Killed, February 18th 1944

Percy Godfrey Openshaw was born on 16 May 1912 in Lewisham, then in Kent, to Percy Austin Openshaw, a schoolmaster who later became a headmaster and priest, and Hilda (née Jarratt). In 1935 he became a lieutenant in the Royal Navy, and the next year married Ena Bayliss, who bore him two daughters, Angela and Jennifer. Shortly after his wedding he took part in the evacuation of refugees from the Spanish Civil War.

During the Second World War he was aboard the battleship HMS Resolution when she participated in the unsuccessful attempt to capture the Vichy French port of Dakar in French West Africa. The ship was torpedoed by the enemy French during the mission and was sent to the US for repair. Openshaw was reassigned to HMS Pegasus, a seaplane carrier escorting convoys. He was then assigned to HMS Penelope, a light cruiser serving in the Mediterranean, nicknamed HMS Pepperpot by her crew because of the number of holes left in her by enemy action.

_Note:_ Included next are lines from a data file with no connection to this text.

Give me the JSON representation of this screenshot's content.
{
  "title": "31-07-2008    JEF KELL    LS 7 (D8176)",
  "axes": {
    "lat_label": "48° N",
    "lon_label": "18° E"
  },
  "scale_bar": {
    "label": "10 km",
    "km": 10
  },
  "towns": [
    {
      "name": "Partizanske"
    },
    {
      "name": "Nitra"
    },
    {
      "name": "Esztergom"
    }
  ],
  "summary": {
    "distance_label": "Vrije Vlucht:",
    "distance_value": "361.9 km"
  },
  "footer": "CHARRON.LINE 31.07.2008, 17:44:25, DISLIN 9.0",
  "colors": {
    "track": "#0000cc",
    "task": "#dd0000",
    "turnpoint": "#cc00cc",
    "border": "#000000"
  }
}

On 18 February 1944 the Penelope was torpedoed and sunk by a German submarine off the coast of Anzio in Italy, where the Allied forces had the previous month established a bridgehead. Only one third of the crew survived, and Openshaw was not among them. He is commemorated at the Portsmouth Naval Memorial. In a poignant postscript, his grandson, Commodore James Godfrey Higham, was the commander of the Portsmouth base at the time of Be Grateful’s publication. Shortly after beginning his duties, he found the battle-worn ensign of the doomed HMS Penelope in a storeroom.